On The Move


A Processor with Vision

I just came back from the MIPI alliance face-to-face meeting last week that was engaging and interesting.
MIPI D-PHY v2.0 key contributors

At the beginning of the week, as part of the plenary session the MIPI alliance recognized several specifications with the key contributors.
Here’s a picture of main contributors for D-PHY v2.0 spec including Intel Henrik and Synopsys Raj Kumar.

Paul VishnyThe MIPI alliance also presented Lifetime Achievement award to Paul Vishny, the Legal council who helped shape the MIPI Alliance from the first inception days. I had the opportunity and honor to work with Paul on multiple engagements helping non-members be comfortable with the MIPI alliance policies and become members and adopters of MIPI IP.

There were a lot of discussions around the applications that can be powered (better said low powered) by MIPI specifications, around 5G, Sensors, and continuous adoption of display and camera technologies in both mobile and beyond mobile applications such as automotive, IoT and wearables.

MIPI strategic focus areas March16 (source: MIPI alliance twitter)
MIPI strategic focus areas March16 (source: MIPI alliance twitter)

While the traditional mobile market is reaching maturity and limited growth is expected in the coming years, there are promising applications that continue to use the strengths of MIPI based specifications which are used in high volume mobile electronics driving lower cost and lower power to service the needs of adjacent markets.

One application that I find very interesting is Machine learning, it combines many hardware and software capabilities and bring a new kind of application to the mainstream.

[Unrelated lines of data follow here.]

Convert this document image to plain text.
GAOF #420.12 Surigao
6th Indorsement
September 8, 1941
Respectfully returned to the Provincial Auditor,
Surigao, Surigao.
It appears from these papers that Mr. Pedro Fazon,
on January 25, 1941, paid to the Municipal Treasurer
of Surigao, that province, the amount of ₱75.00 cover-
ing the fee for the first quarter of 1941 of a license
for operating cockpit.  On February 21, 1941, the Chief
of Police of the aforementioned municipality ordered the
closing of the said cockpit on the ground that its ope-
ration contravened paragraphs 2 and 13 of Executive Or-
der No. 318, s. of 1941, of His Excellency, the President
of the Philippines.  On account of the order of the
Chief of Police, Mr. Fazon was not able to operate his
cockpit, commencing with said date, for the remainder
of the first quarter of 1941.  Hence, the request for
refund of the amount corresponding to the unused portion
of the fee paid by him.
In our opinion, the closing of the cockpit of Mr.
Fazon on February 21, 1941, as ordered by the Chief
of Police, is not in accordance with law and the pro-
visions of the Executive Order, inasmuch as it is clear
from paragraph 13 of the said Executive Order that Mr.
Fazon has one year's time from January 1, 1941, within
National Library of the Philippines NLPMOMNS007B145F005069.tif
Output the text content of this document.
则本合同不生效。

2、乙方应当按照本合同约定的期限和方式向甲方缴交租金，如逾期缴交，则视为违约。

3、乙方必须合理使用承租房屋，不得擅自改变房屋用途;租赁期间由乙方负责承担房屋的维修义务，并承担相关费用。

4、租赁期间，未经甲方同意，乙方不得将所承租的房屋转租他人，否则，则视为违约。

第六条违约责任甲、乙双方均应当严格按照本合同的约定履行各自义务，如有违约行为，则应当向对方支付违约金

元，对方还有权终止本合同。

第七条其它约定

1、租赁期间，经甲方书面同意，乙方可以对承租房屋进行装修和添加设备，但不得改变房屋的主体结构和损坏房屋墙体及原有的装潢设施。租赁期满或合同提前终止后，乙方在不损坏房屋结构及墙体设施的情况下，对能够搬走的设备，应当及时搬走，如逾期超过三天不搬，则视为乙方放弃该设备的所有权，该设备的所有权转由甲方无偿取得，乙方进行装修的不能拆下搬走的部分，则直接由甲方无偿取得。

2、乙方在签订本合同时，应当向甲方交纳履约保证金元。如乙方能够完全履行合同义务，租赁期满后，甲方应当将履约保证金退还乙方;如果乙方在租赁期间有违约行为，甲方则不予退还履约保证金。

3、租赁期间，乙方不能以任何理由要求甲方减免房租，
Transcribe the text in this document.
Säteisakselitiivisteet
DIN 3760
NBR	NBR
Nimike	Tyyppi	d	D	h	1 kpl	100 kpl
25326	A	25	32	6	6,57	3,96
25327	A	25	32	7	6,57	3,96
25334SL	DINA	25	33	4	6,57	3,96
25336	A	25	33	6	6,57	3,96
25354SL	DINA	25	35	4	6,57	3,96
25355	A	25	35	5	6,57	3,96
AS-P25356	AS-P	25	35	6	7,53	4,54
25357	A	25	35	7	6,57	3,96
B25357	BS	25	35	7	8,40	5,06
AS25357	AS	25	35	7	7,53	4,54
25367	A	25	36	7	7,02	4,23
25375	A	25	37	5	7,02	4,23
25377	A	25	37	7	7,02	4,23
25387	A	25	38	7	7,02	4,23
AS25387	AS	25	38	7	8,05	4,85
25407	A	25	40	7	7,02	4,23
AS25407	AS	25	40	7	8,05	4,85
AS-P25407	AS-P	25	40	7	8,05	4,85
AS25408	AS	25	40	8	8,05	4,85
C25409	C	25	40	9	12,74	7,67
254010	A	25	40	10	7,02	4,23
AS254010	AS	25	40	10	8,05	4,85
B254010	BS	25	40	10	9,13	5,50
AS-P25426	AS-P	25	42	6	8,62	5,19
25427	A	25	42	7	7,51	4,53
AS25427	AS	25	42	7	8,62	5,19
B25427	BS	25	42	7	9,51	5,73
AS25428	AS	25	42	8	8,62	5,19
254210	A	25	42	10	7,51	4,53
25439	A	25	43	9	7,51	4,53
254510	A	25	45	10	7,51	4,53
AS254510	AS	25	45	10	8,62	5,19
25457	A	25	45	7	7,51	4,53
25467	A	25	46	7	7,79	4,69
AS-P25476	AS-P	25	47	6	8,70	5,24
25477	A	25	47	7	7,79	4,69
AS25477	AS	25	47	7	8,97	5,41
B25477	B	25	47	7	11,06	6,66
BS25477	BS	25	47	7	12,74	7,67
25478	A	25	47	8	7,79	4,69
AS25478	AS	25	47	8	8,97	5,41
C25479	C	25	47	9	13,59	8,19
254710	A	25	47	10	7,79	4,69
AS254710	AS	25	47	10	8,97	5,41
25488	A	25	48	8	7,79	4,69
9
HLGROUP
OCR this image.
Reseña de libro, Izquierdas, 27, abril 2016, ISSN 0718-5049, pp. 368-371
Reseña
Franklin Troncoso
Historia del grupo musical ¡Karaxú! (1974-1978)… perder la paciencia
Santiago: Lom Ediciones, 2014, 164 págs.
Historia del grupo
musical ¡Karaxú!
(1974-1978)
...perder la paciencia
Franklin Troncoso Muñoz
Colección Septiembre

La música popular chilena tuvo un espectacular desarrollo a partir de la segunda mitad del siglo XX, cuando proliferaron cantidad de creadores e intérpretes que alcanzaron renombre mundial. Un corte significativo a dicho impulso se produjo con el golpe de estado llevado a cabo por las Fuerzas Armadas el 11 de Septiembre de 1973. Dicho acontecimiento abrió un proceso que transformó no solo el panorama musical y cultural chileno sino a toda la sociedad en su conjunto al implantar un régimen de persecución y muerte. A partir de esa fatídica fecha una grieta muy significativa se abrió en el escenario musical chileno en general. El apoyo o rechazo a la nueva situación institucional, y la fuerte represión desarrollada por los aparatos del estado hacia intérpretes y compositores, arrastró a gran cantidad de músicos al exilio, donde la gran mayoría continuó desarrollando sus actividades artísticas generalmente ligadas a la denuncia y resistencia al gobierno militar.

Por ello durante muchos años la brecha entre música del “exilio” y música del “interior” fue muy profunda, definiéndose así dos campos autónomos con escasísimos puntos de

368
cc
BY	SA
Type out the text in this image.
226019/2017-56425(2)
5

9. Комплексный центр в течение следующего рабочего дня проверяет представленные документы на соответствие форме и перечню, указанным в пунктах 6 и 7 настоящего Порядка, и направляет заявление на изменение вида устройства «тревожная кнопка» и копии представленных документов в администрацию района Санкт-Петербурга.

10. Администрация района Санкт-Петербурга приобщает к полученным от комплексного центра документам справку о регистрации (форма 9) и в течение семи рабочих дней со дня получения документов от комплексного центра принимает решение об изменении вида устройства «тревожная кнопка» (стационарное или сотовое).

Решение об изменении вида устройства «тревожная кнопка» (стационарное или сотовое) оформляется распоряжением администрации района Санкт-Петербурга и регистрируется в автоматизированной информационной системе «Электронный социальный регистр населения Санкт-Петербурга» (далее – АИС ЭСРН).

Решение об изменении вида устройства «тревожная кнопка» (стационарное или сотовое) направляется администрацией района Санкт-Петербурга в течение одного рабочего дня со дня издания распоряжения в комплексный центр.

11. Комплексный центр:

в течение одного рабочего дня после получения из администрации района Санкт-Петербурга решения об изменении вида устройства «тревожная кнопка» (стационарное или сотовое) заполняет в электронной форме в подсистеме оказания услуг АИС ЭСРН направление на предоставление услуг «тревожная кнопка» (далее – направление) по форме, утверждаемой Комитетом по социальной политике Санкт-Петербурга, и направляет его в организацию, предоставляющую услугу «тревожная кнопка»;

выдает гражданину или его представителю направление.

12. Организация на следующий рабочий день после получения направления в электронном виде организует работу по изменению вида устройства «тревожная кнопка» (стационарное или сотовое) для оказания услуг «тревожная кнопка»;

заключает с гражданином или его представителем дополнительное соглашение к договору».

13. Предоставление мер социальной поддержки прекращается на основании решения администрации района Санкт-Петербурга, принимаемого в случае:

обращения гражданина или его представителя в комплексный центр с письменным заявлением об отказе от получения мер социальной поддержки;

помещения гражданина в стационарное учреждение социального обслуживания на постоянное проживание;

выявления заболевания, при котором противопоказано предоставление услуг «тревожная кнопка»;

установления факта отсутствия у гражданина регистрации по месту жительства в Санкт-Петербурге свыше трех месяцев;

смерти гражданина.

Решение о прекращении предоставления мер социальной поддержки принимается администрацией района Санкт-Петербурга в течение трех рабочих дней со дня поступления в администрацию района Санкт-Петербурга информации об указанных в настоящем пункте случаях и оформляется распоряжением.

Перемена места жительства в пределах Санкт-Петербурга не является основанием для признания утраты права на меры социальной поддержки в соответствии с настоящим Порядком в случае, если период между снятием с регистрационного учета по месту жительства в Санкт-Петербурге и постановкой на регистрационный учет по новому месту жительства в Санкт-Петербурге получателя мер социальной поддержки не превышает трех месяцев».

Bringing intelligence to machines requires capabilities in multiple levels, ultra low power, performance-optimized and cost efficient interfaces that can deliver the required information to the processor plus the ability to process the information quickly and derive the next actions.
One example of a of a Vision Processor Unit (from Movidius) that is used for machine learning applications is described in this cool video:

So what’s next?
The industry supporting MIPI interfaces should continue to invest in improving the low power and efficiency of the interfaces used for applications beyond mobile. The success of MIPI interfaces in mobile helps substantiate a wide and robust eco-system, which in my mind requires few refinements to address application specific needs such as higher-reliability automotive applications. In the next couple of years we will see MIPI interfaces used in beyond mobile electronics such as Virtual reality, Machine learning, Wearables and Automotive ADAS.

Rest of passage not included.